Tim pengecek fakta AFP juga mengamati tren klaim konspiratif di luar komunitas agama, di yang memprediksi kejatuhan negara-negara barat. Sebuah video berjudul “warga Italia bunuh diri” karena wabah corona disebar di jejaring sosial berbahasa Arab. 

Ironisnya video yang dibuat sebelum wabah itu berasal dari sebuah aksi demonstrasi di Italia menentang kelompok populis kanan.
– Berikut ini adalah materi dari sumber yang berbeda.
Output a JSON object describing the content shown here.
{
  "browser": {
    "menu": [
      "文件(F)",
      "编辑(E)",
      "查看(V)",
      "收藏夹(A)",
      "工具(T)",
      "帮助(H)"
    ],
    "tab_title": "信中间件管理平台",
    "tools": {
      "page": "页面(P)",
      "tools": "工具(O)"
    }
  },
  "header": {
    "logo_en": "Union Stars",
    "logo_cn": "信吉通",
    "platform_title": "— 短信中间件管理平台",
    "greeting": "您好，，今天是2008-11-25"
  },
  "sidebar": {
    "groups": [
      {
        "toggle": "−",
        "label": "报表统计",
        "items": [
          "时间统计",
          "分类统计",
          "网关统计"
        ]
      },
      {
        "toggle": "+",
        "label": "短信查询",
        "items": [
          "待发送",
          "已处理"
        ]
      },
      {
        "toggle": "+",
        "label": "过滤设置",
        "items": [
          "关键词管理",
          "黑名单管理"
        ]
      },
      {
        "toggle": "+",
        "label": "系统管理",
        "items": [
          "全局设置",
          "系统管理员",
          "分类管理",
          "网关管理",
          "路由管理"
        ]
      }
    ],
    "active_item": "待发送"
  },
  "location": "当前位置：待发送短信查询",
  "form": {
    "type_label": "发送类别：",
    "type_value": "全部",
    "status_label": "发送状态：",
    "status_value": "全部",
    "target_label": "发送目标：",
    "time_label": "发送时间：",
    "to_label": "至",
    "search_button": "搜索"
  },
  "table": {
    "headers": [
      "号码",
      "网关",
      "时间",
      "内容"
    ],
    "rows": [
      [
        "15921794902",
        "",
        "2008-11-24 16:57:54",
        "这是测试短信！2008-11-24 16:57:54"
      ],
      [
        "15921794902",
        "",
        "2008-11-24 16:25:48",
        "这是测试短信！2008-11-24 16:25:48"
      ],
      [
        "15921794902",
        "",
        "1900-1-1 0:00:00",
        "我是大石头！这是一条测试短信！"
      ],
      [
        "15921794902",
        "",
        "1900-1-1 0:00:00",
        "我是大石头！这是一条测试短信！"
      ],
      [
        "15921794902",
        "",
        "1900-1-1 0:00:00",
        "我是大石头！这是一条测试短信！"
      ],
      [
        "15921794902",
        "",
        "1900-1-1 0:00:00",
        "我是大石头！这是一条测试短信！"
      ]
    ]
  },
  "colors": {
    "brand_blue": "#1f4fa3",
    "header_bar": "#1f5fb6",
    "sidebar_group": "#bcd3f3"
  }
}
Pengguna juga mengumbar kutipan palsu dari Perdana Menteri Guiseppe Conte berisikan “hanya solusi dari surga“ yang bisa menyelamatkan negerinya. 

Tidak terbatas pada Timur Tengah

Dina Matar dari Lembaga Studi Afrika dan Oriental di Inggris mengatakan“diskursus konspirasi“ berbasis agama tidak hanya terjadi di kawasan ini saja. “Kita tidak seharusnya membatasi hal ini dalam bahasa yang mengucilkan bahwa Timur Tengah berbeda,” kata dia.

Menurutnya narasi semacam ini merupakan “gejala dari praktik yang dengan sengaja menggunakan agama untuk membenarkan kebijakan politik,” katanya. “Agama selalu digunakan di dalam diskursus politik, tidak hanya di Timur Tengah, tetapi juga di barat.”
Sementara di kawasan lain, diskursus konspirasi tidak hanya berpusar pada agama, tetapi juga ikut disuburkan oleh sentimen patriotik, stigma sosial dan praduga rasial, menurut Prof. Hanafi.

Teori-teori konspirasi mengklaim virus corona diciptakan di laboratorium senjata biologis di Amerika Serikat untuk menyerang Cina dan Iran, serta klaim sesat bahwa pengungsi turut menyebarkan Covid-19, juga ikut ditampilkan bersama-sama di media sosial, imbuh pakar sosiologi tersebut.

Menurutnya model desinformasi seperti ini tumbuh subur “ketika kita merasa tidak berdaya di hadapan realita dan tidak tahu bagaimana menjelaskan sesuatu secara ilmiah,” kata dia.